(Bloomberg) -- Bluebell Capital Partners is escalating its activist campaign against BlackRock Inc. with a shareholder proposal to bar Larry Fink from serving as both chief executive officer and chairman.

The activist investor is seeking an overhaul of the board and calling for an independent chair to increase oversight, BlackRock said Thursday in its annual proxy filing.

For about three years, London-based Bluebell has been targeting BlackRock for taking contradictory and inconsistent approaches to ESG investing that expose the firm to increasing risks of so-called greenwashing.

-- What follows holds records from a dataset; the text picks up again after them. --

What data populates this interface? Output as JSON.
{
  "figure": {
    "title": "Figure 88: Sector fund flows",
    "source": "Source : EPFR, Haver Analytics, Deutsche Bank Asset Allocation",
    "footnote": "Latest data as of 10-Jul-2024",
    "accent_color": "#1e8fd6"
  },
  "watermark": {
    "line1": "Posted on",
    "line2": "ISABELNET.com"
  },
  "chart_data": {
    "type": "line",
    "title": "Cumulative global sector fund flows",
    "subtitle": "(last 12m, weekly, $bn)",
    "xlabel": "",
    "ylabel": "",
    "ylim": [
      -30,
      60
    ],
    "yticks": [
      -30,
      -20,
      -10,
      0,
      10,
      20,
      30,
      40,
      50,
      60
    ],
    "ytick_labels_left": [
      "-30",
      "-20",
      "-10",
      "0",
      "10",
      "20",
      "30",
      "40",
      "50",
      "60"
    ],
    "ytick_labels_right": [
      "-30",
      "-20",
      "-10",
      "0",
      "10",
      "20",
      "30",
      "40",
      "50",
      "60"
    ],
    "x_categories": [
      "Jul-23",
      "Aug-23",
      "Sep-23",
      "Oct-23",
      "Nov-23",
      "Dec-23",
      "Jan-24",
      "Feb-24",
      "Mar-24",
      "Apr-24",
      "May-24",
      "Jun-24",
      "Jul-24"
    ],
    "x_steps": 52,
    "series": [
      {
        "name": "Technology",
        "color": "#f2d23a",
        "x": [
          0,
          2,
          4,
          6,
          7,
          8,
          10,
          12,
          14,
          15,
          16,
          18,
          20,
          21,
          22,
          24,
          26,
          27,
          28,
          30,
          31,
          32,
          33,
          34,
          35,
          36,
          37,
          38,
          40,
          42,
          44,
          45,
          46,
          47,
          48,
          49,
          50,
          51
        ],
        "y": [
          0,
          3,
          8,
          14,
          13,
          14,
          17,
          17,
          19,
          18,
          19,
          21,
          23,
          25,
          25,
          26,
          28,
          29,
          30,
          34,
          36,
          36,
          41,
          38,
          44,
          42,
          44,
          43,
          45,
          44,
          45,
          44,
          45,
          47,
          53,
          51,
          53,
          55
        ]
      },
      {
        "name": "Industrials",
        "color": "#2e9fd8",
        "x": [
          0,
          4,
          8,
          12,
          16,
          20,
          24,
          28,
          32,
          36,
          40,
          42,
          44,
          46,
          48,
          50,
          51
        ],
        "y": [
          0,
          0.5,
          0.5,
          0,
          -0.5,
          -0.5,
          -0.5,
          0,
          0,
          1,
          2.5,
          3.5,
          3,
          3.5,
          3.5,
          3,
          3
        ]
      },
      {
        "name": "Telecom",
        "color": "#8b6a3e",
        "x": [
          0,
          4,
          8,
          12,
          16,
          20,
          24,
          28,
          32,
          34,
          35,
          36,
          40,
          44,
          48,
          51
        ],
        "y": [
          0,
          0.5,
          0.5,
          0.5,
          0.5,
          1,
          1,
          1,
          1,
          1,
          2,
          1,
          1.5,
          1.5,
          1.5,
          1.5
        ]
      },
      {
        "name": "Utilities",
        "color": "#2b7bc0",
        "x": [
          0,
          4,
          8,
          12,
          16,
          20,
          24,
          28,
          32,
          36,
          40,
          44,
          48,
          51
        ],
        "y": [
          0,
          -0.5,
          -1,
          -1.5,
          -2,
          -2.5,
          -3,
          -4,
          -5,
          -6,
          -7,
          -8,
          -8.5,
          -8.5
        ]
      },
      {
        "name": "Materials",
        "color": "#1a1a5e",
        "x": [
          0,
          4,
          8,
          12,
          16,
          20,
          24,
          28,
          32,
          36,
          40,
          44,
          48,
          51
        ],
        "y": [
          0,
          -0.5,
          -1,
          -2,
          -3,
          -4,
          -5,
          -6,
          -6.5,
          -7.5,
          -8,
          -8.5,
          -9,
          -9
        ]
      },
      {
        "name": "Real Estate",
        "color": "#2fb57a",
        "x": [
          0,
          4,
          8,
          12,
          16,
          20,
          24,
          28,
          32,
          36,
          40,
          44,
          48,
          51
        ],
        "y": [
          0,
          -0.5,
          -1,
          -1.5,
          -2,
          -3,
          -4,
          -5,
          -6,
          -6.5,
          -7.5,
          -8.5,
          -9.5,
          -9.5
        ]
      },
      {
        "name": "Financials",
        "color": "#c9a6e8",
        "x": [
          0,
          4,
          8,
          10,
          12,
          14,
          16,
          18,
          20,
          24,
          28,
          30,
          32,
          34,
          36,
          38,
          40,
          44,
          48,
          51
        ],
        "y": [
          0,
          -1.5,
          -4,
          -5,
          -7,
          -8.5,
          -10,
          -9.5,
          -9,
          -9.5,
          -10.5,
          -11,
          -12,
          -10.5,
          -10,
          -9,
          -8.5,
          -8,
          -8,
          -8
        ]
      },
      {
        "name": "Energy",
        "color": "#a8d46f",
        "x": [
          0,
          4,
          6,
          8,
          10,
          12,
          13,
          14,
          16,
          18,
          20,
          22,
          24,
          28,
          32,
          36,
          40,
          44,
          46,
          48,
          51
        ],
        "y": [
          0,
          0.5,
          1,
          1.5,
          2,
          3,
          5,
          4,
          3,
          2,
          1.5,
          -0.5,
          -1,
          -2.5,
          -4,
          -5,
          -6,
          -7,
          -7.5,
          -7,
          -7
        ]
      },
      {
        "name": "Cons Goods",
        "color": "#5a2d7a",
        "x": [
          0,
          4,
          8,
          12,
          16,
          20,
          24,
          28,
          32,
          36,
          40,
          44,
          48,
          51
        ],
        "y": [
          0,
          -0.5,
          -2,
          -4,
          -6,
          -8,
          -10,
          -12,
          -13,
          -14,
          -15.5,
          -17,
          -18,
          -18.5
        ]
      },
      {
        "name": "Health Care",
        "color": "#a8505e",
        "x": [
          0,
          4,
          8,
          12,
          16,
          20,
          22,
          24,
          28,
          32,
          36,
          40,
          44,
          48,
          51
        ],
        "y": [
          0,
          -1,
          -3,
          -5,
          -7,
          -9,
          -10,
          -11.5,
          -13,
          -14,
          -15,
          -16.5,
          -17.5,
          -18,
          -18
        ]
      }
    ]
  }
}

“There is an inherent conflict of interest for a CEO to act as her/his own oversight as chair,” Bluebell said in its statement supporting the proposal. “The lack of independent oversight within BlackRock’s board can be evidenced by the numerous contradictions and inconsistencies between BlackRock’s ESG strategy and its implementation.”

The board said in response that the proposal isn’t in shareholders’ best interests.

Having Fink, 71, in both roles “is the most appropriate and effective leadership structure for the board and the company,” according to the filing. He “brings over 30 years of strategic leadership experience and an unparalleled knowledge of BlackRock’s business, operations and risks.” 

Read More: Bluebell Urges BlackRock to Oust Fink as Chief Over ESG

Bluebell, founded by Giuseppe Bivona and Marco Taricco, launched other campaigns in recent years against companies including yogurt maker Danone SA and Toronto-based movie-theater chain Cineplex Inc.

The activist firm also has pushed for changes at drugmaker GSK Plc and chemical producer Bayer AG. Bluebell’s previous targets have often attracted attention from other investors including Elliott Investment Management and Artisan Partners.

Fink co-founded BlackRock in 1988 and helped take it public in 1999. Since then, the shares have gained an average of 20% annually, compared with 7.8% for the S&P 500.

BlackRock also said in the filing that Fink received about $26.9 million of compensation for last year, a decline of 18% from 2022.